My good friend and intellectual companion, Google.com, pointed me to www.worldnewsstand.net/today/articles/thehistorycircle.htm which had this to say about this matter. The average age of the world’s great civilizations has been about 200 years.

Most of these nations have progressed through the following sequence – from bondage to spiritual faith to great courage to liberty to abundance to selfishness to complacency to apathy to dependency and back again to bondage.

Coming from a nation that has been there, done that, I think I can safely hazard a guess at where exactly the United States is today in this life cycle.

The way it’s going now, in the nine step evolutionary process from revolution to devolution, the United States is just three steps away from gotterdammerung, only the twilight won’t be that of a nation of gods by then.

According to Lance Morrow (some guy quoted by Dictionary.com in its definition of gotterdammerung), you can tell a nation has been flirting with forms of gotterdammerung when you see extremes of vocabulary and behavior and an appetite for violent resolution.

Another tell-tale sign of when a civilization is flourishing is the state of the art and soul of its society.

At the height of a nation’s glory, its art, music, and philosophy were shaping enduring cultural paradigms.

Most of today’s pop(ular) art and music seem more to be escape vents for people with nothing of substance to express.

As for philosophy, the reigning one seems to be “Live like there’s no tomorrow.”

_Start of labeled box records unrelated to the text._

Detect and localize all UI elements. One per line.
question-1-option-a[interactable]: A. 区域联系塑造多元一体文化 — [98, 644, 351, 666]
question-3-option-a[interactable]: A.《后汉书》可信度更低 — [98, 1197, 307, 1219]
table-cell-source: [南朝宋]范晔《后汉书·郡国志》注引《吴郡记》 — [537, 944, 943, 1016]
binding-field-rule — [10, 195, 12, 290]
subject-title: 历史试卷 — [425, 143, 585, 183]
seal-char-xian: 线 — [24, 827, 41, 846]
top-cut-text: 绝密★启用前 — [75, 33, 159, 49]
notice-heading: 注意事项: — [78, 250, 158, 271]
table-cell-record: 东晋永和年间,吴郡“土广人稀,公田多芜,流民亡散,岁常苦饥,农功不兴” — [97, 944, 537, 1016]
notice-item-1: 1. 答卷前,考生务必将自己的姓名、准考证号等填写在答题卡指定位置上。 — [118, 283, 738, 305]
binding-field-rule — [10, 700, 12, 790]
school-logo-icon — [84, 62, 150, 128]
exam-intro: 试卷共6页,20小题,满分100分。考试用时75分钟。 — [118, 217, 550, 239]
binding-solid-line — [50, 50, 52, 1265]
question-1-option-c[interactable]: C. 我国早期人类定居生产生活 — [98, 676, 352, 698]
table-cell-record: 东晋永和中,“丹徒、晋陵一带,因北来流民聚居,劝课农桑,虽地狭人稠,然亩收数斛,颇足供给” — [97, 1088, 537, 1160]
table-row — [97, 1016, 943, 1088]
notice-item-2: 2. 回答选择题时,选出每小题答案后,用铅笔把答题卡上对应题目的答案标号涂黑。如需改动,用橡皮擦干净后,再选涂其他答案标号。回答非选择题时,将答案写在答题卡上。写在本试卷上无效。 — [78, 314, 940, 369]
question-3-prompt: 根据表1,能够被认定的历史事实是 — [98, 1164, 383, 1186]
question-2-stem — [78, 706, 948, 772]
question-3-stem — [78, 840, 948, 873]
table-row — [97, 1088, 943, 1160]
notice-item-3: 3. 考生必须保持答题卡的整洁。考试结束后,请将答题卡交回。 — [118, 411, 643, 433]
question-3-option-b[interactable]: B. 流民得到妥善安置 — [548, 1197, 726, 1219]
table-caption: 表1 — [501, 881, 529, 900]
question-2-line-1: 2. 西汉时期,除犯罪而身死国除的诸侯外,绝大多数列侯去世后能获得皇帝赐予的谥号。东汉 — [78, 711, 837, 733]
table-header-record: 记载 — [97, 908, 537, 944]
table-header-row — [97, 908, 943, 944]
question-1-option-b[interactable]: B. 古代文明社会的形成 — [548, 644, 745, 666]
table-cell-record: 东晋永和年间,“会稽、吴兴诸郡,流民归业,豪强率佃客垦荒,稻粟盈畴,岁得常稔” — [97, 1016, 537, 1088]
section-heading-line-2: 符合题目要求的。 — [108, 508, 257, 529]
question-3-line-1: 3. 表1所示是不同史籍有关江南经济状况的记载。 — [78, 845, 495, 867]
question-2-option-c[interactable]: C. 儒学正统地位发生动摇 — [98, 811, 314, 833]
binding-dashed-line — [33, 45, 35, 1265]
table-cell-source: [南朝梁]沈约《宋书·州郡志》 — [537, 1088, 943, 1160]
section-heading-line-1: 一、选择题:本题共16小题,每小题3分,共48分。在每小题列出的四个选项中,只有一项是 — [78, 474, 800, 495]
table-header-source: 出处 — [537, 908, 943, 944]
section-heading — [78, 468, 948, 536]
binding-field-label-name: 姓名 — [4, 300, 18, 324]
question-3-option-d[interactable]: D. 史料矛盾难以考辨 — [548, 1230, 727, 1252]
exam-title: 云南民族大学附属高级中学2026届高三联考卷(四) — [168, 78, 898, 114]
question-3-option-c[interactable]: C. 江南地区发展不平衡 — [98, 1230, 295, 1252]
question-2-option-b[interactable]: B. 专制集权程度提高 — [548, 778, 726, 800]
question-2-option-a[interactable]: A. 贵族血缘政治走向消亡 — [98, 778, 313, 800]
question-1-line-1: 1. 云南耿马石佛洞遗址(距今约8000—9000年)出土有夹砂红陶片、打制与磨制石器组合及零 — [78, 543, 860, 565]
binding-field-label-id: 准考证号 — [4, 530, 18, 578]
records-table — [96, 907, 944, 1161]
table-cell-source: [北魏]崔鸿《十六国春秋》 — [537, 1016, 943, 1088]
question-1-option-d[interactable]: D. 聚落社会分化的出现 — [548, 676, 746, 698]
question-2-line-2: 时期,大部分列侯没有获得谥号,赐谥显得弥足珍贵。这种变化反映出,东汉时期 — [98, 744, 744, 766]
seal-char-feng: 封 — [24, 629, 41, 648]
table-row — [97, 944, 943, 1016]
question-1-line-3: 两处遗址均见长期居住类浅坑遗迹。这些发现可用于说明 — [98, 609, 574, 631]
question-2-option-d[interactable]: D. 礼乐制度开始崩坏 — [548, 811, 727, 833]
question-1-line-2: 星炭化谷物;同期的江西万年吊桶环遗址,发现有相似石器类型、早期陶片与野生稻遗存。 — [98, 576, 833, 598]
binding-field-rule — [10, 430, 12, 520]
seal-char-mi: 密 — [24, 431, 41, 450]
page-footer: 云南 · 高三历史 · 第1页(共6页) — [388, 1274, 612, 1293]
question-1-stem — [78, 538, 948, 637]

In the political process of sustaining democracy, apathy is all set to reign as head of state. In the last election, less than half the U.S. population turned up to vote.

If the prophetic words of Sir Alex are to be proven as false and the United States is looking to stop itself from becoming a dictatorship, perhaps it needs to follow the example of Australia, where voting is not so much a right as the responsibility of every citizen.

Unfortunately, the United States seems to be so obsessed with individual rights that it has lost the concept of social obligation.

While it would mean depriving the American people of an additional public holiday, maybe it wouldn’t be such a bad idea to make July 4 the official election day, since people get out of their homes to watch some of their tax money go up in smoke and sound and lights anyways.

So as you plan your road trip, and curse the calendar for making this year’s July 4 a Wednesday with no extra holiday padding it on either side, think gotterdammerung.

Narayan Devanathan is a graduate student in journalism and mass communication from Hyderabad, India.